I can't believe I'm writing this, but I want to be rich and important. I want to be rich in utilizing my own education and life experience, and then, share it with people. Plus, I want it to matter.

Jung is attributed to saying that we need an ego, our core, our essential beingness needs to exist but that we want it to be as small and tight as possible - so that we can access the Self (Divine energy), where we then connect to a Source that is beyond us, allowing us to freely give and be available to others in their need. In the great circle of giving and receiving, we experience both more fully.

How can the culmination of my losses of so many expectations this past year be put into service? How can I allow space for the new? My hope is that there is a rich loam in my heart from which new things can grow.

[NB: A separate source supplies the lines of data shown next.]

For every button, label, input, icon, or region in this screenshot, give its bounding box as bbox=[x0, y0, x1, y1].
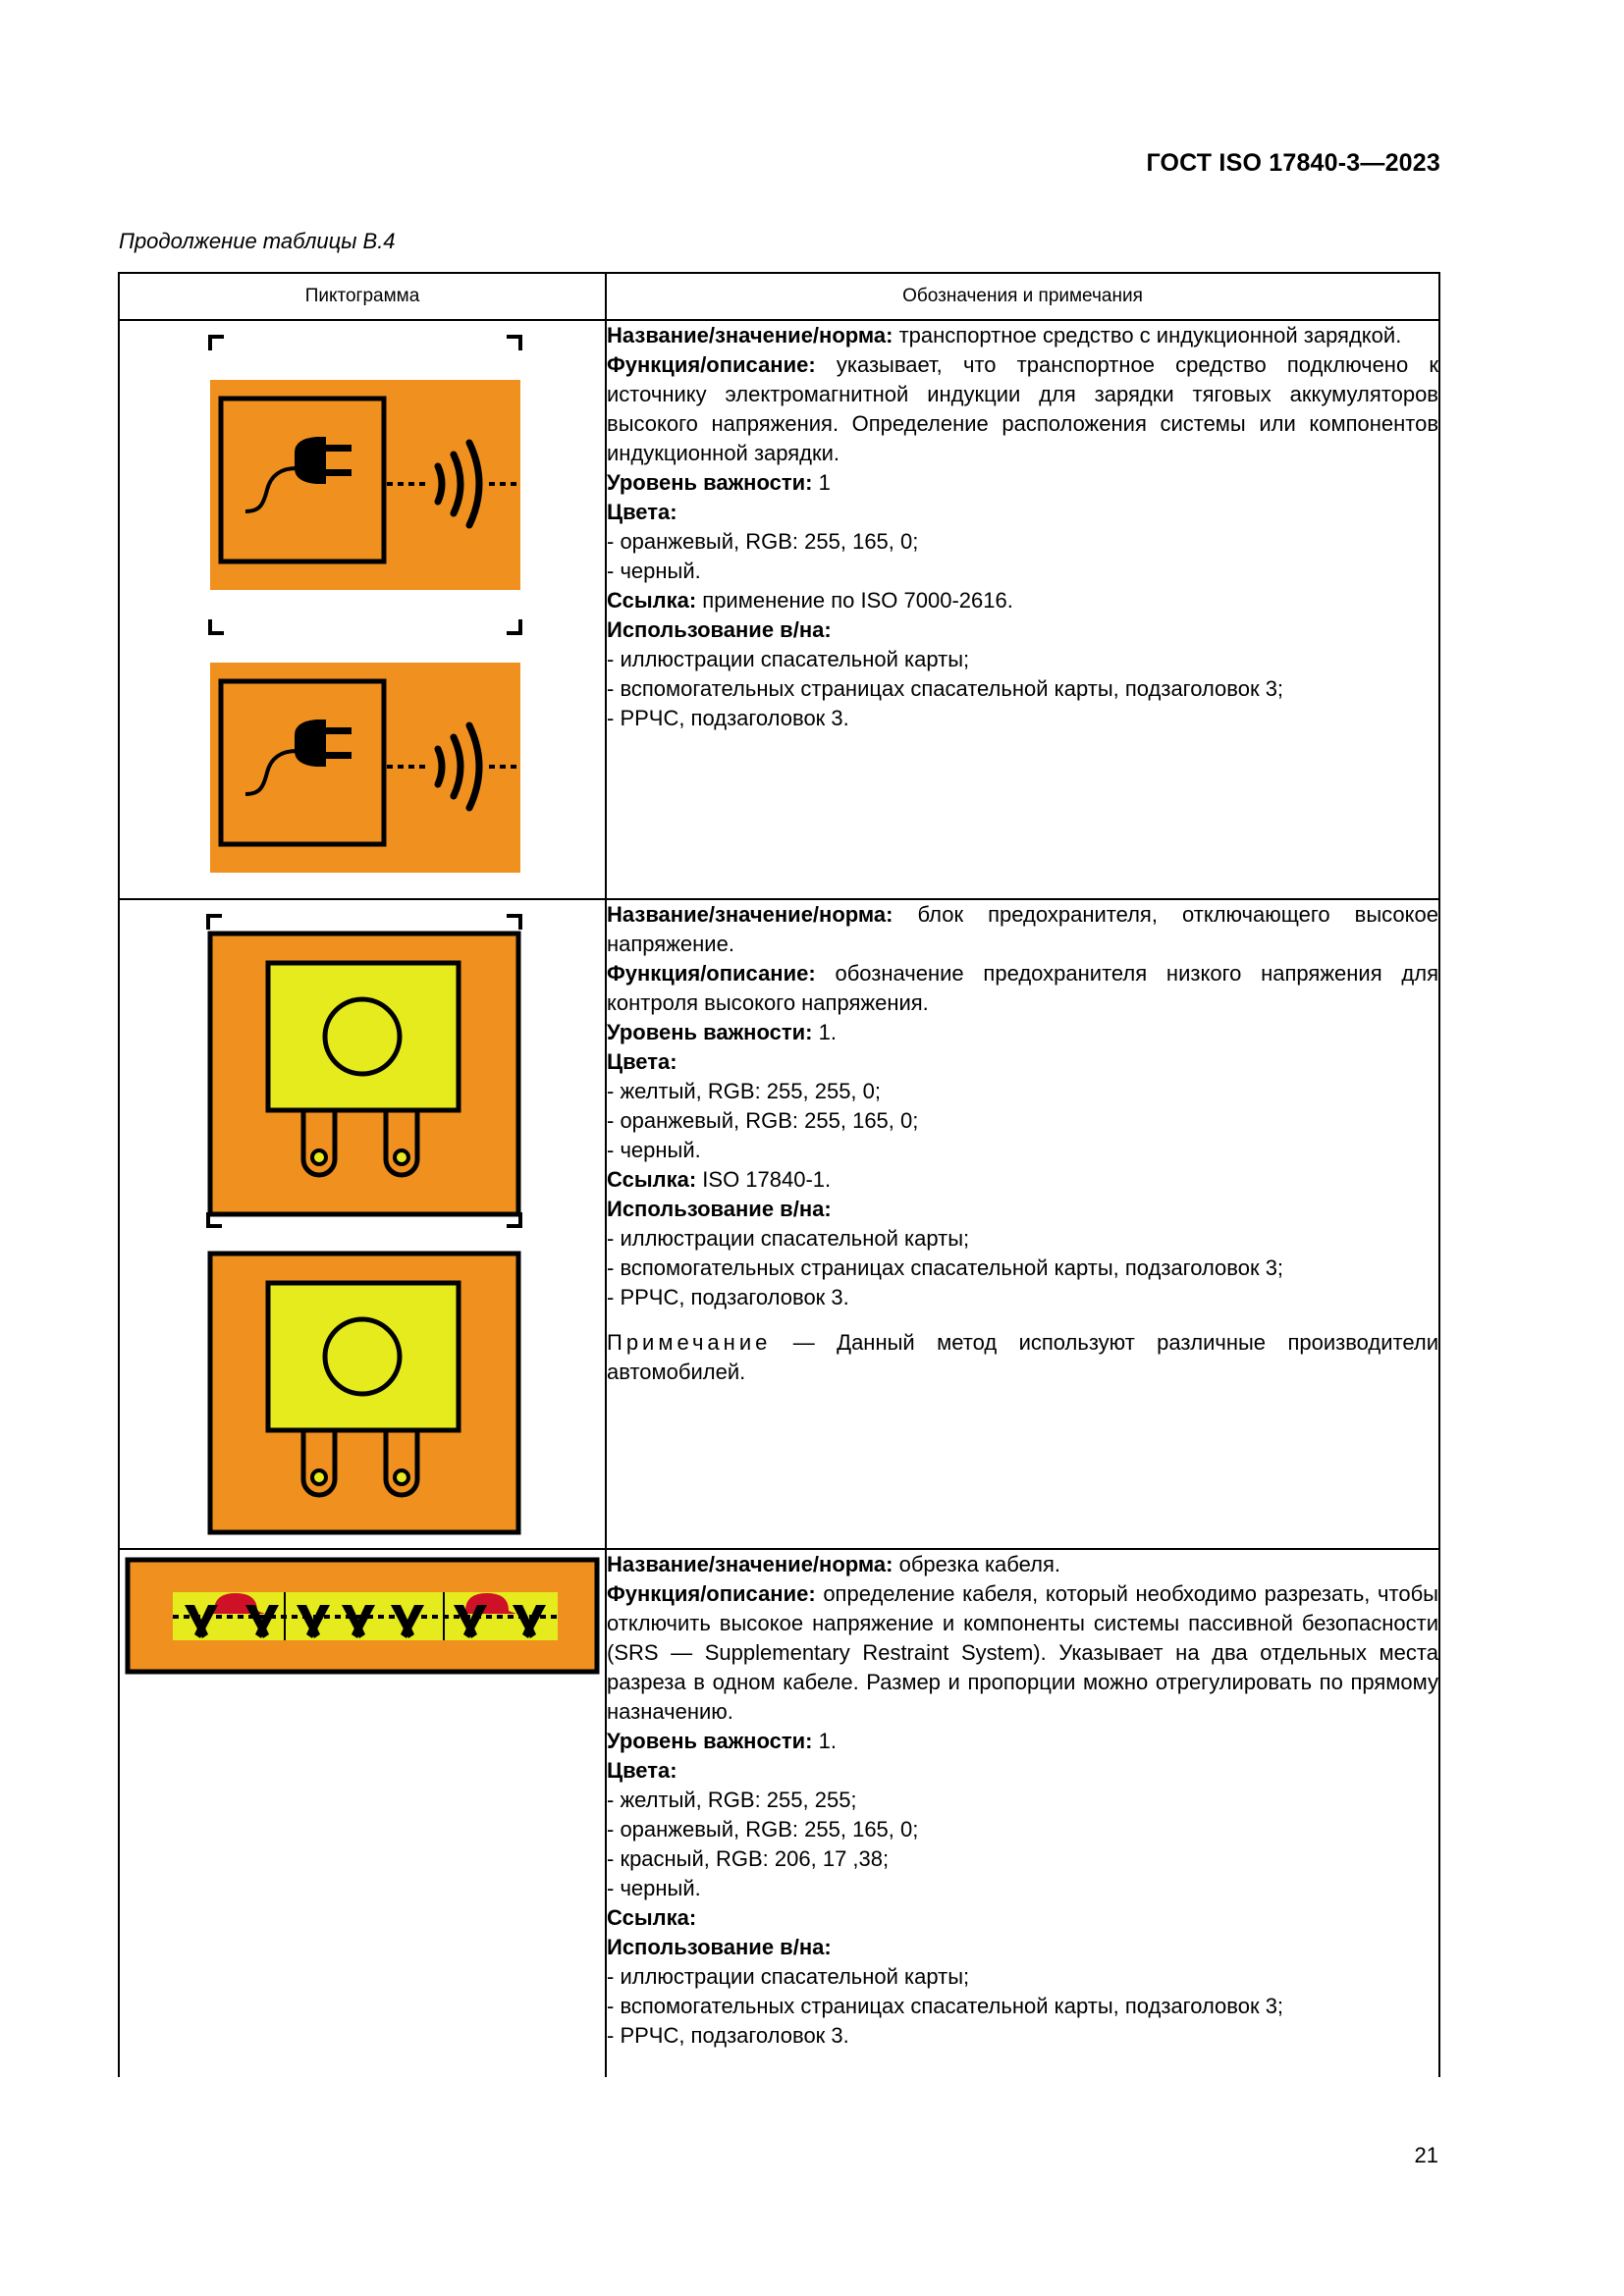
field-label: Использование в/на: bbox=[607, 617, 832, 642]
list-item: - черный. bbox=[607, 1138, 701, 1162]
field-value: блок предохранителя, отключающего высокое напряжение. bbox=[607, 902, 1438, 956]
list-item: - черный. bbox=[607, 1876, 701, 1900]
field-value: определение кабеля, который необходимо разрезать, чтобы отключить высокое напряжение и компоненты системы пассивной безопасности (SRS — Supplementary Restraint System). Указывает на два отдельных места разреза в одном кабеле. Размер и пропорции можно отрегулировать по прямому назначению. bbox=[607, 1581, 1438, 1724]
field-value: указывает, что транспортное средство подключено к источнику электромагнитной индукции для зарядки тяговых аккумуляторов высокого напряжения. Определение расположения системы или компонентов индукционной зарядки. bbox=[607, 352, 1438, 465]
list-item: - желтый, RGB: 255, 255, 0; bbox=[607, 1079, 882, 1103]
field-label: Уровень важности: bbox=[607, 1020, 813, 1044]
colors-list bbox=[607, 1786, 1438, 1903]
induction-sign-framed bbox=[210, 380, 520, 590]
field-label: Название/значение/норма: bbox=[607, 1552, 893, 1576]
pictogram-cell bbox=[119, 1549, 606, 2077]
list-item: - иллюстрации спасательной карты; bbox=[607, 1226, 970, 1251]
list-item: - вспомогательных страницах спасательной карты, подзаголовок 3; bbox=[607, 1994, 1284, 2018]
field-label: Функция/описание: bbox=[607, 352, 816, 377]
list-item: - иллюстрации спасательной карты; bbox=[607, 647, 970, 671]
list-item: - желтый, RGB: 255, 255; bbox=[607, 1788, 857, 1812]
usage-list bbox=[607, 1962, 1438, 2051]
description-cell bbox=[606, 899, 1439, 1549]
field-value: обрезка кабеля. bbox=[893, 1552, 1061, 1576]
colors-list bbox=[607, 527, 1438, 586]
field-label: Использование в/на: bbox=[607, 1197, 832, 1221]
list-item: - черный. bbox=[607, 559, 701, 583]
field-label: Уровень важности: bbox=[607, 1729, 813, 1753]
field-label: Функция/описание: bbox=[607, 961, 816, 986]
note-text: — Данный метод используют различные производители автомобилей. bbox=[607, 1330, 1438, 1384]
page-number: 21 bbox=[1414, 2143, 1438, 2167]
note bbox=[607, 1328, 1438, 1387]
induction-charging-icon bbox=[120, 321, 607, 898]
field-label: Цвета: bbox=[607, 1049, 677, 1074]
description-cell bbox=[606, 1549, 1439, 2077]
list-item: - вспомогательных страницах спасательной карты, подзаголовок 3; bbox=[607, 1255, 1284, 1280]
column-header-notes: Обозначения и примечания bbox=[606, 273, 1439, 320]
field-value: применение по ISO 7000-2616. bbox=[696, 588, 1013, 613]
list-item: - оранжевый, RGB: 255, 165, 0; bbox=[607, 1817, 919, 1842]
field-label: Цвета: bbox=[607, 1758, 677, 1783]
colors-list bbox=[607, 1077, 1438, 1165]
table-header-row bbox=[119, 273, 1439, 320]
field-label: Функция/описание: bbox=[607, 1581, 816, 1606]
field-label: Ссылка: bbox=[607, 1905, 697, 1930]
table-caption: Продолжение таблицы В.4 bbox=[119, 229, 396, 253]
field-label: Ссылка: bbox=[607, 1167, 697, 1192]
fuse-sign-framed bbox=[210, 934, 518, 1214]
pictogram-table bbox=[118, 272, 1440, 2077]
list-item: - красный, RGB: 206, 17 ,38; bbox=[607, 1846, 890, 1871]
table-row bbox=[119, 899, 1439, 1549]
field-label: Цвета: bbox=[607, 500, 677, 524]
field-value: 1 bbox=[812, 470, 831, 495]
cable-cut-icon bbox=[120, 1550, 607, 1727]
list-item: - вспомогательных страницах спасательной карты, подзаголовок 3; bbox=[607, 676, 1284, 701]
column-header-pictogram: Пиктограмма bbox=[119, 273, 606, 320]
field-value: ISO 17840-1. bbox=[696, 1167, 832, 1192]
usage-list bbox=[607, 1224, 1438, 1312]
field-value: транспортное средство с индукционной зарядкой. bbox=[893, 323, 1402, 347]
list-item: - РРЧС, подзаголовок 3. bbox=[607, 1285, 849, 1309]
field-label: Название/значение/норма: bbox=[607, 902, 893, 927]
pictogram-cell bbox=[119, 320, 606, 899]
induction-sign-plain bbox=[210, 663, 520, 873]
list-item: - иллюстрации спасательной карты; bbox=[607, 1964, 970, 1989]
field-label: Ссылка: bbox=[607, 588, 697, 613]
list-item: - оранжевый, RGB: 255, 165, 0; bbox=[607, 529, 919, 554]
list-item: - РРЧС, подзаголовок 3. bbox=[607, 706, 849, 730]
field-label: Уровень важности: bbox=[607, 470, 813, 495]
usage-list bbox=[607, 645, 1438, 733]
description-cell bbox=[606, 320, 1439, 899]
fuse-sign-plain bbox=[210, 1254, 518, 1532]
field-value: 1. bbox=[812, 1729, 837, 1753]
list-item: - оранжевый, RGB: 255, 165, 0; bbox=[607, 1108, 919, 1133]
table-row bbox=[119, 1549, 1439, 2077]
field-value: обозначение предохранителя низкого напряжения для контроля высокого напряжения. bbox=[607, 961, 1438, 1015]
fuse-block-icon bbox=[120, 900, 607, 1548]
document-code: ГОСТ ISO 17840-3—2023 bbox=[1146, 149, 1440, 177]
field-label: Использование в/на: bbox=[607, 1935, 832, 1959]
table-row bbox=[119, 320, 1439, 899]
pictogram-cell bbox=[119, 899, 606, 1549]
note-label: Примечание bbox=[607, 1330, 772, 1355]
list-item: - РРЧС, подзаголовок 3. bbox=[607, 2023, 849, 2048]
field-label: Название/значение/норма: bbox=[607, 323, 893, 347]
field-value: 1. bbox=[812, 1020, 837, 1044]
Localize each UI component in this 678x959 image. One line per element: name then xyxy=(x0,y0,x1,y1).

If it is believed that God knows how many hairs we have on our heads, how can we believe we are insignificant? Even as my headaches are accompanied by a sun-burned feeling on my scalp, my faith is being tested, seared into something that while molten and liquid in the midst of them, can quickly harden.

Beyond housework, I'm trying to stay with the harp and meditation. Everything else is beyond me.

My rambling, unfocused mind scares me. There had better be a divine, loving presence in the universe. My own attempts to rationalize or understand my state seem limited at this point.